1200 ile 1500 ler arası Avrupalıların bilimsel kaynakları Arapça eserlerdi. Uğraştıkları sorular da bu kitaplarda Müslüman matematikçilerin uğraştığı sorulardı. Bunlar da, bazı geometri soruları, 3. dereceden polinomun köklerini bulma sorunu, sayılar teorisiyle ilgili sorulardır. 1450 lerden sonra, İstanbul’ dan İtalya’ya giden kitaplardan, matematiğin Yunanca kaynaklarına inmeye, Yunanca kaynaklardan çeviri yapmaya başlıyacaklardır; 1600 lerden sonra Arapça kaynaklar büyük ölçüde terk edilecektir.

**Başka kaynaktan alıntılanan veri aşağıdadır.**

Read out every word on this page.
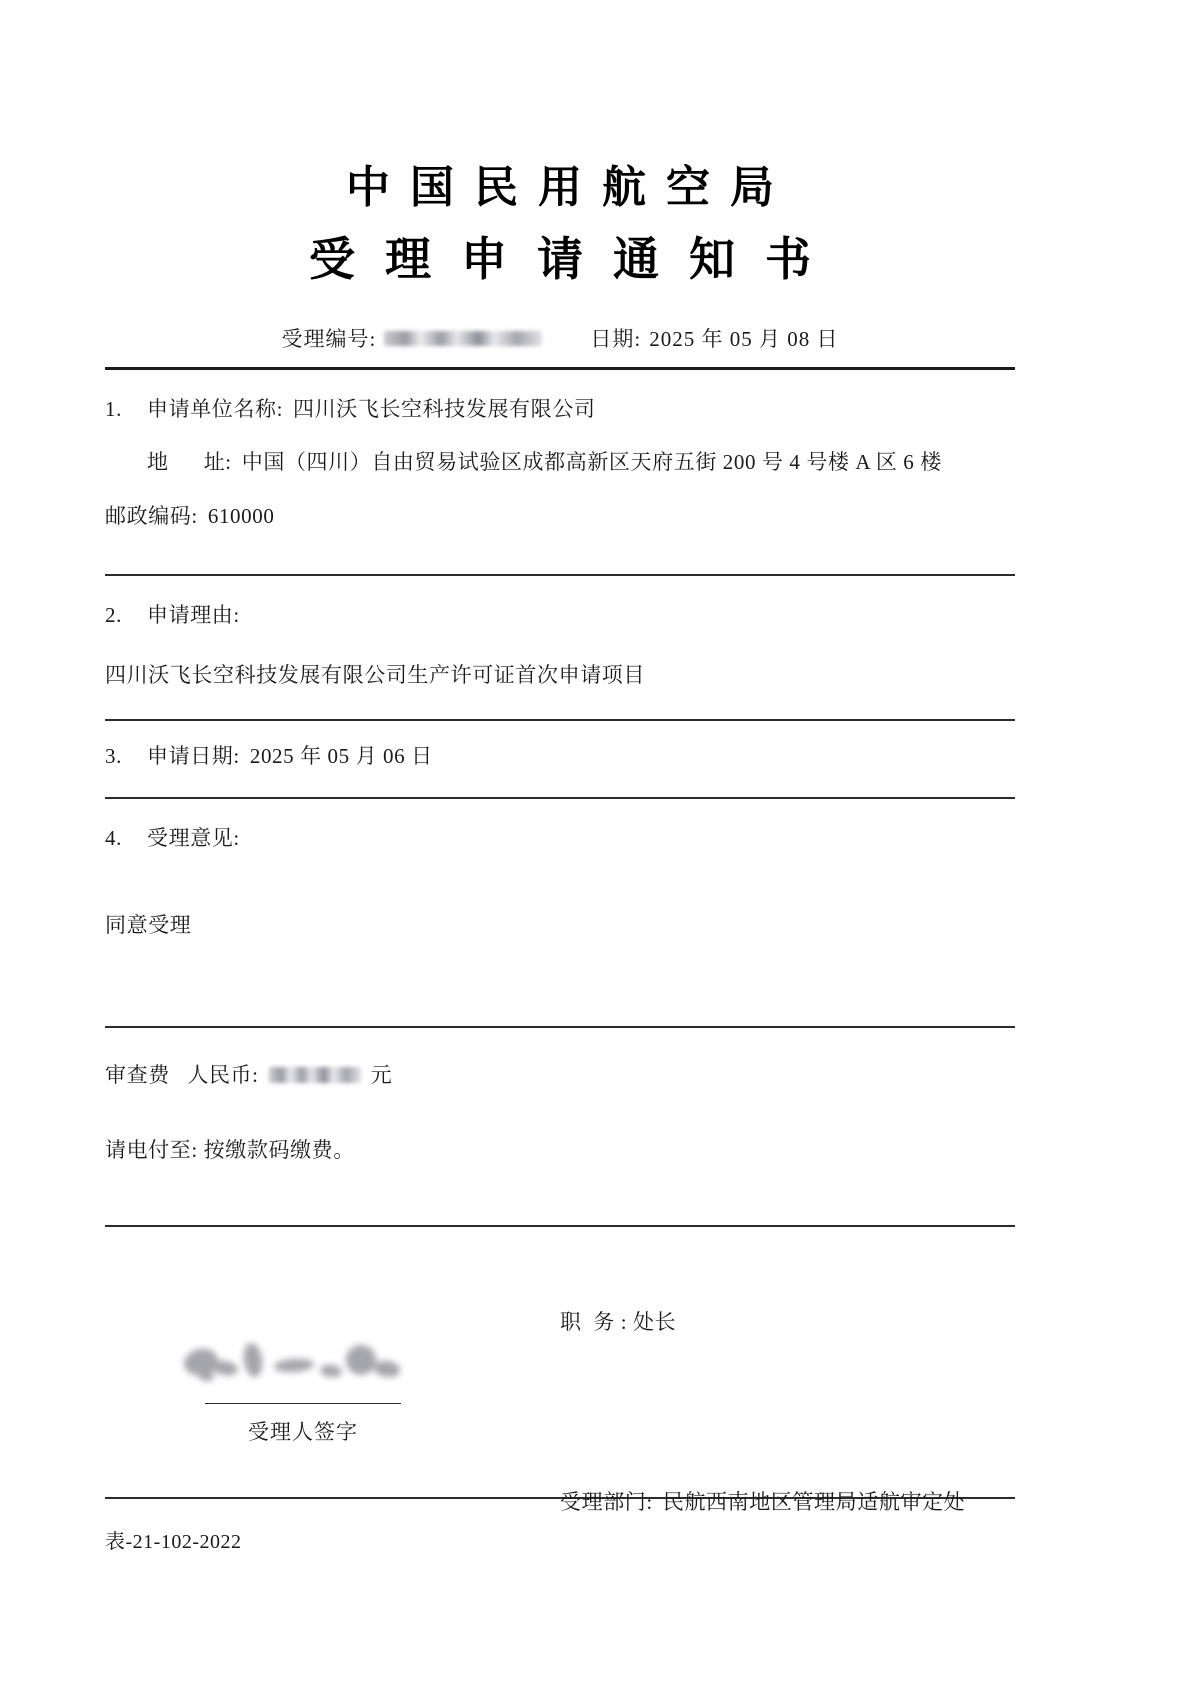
中国民用航空局
受理申请通知书
受理编号:	日期: 2025 年 05 月 08 日
1. 申请单位名称: 四川沃飞长空科技发展有限公司
地      址: 中国（四川）自由贸易试验区成都高新区天府五街 200 号 4 号楼 A 区 6 楼
邮政编码: 610000
2. 申请理由:
四川沃飞长空科技发展有限公司生产许可证首次申请项目
3. 申请日期: 2025 年 05 月 06 日
4. 受理意见:
同意受理
审查费   人民币:	元
请电付至: 按缴款码缴费。

职  务 : 处长

受理部门: 民航西南地区管理局适航审定处

受理人签字
表-21-102-2022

Avrupa’da matematikte özgün gelişmeler 1500 lerden sonradır. Şimdi biraz bunlardan bahsetmemiz gerekiyor.
Batıya bugünkü kullandığımız Hind-Arap rakamları (1,2,...,9, 0) 1200 lerin başında Fibonacci’nin ( Leonordo de Pisa, 1175-1250), Araplardan öğrenerek, yazdığı  “ Liber Abacci” isimli kitabıyla girmiştir. Bu kitapta Fibonacci, kendinden 400 yıl önce Harazmi’nin yaptığı gibi, bu rakamlarla sayıların nasıl yazılacağını, dört işlemin nasıl yapılacağını izah etmektedir. Bu rakamlar batıda günlük hayatta 16. asra kadar çok yaygın olarak kullanılmamış, zaman –zaman da yasaklanmıştır. Bu rakamların halk arsında yaygın olarak kullanılması Fransız devriminden sonra olmuştur.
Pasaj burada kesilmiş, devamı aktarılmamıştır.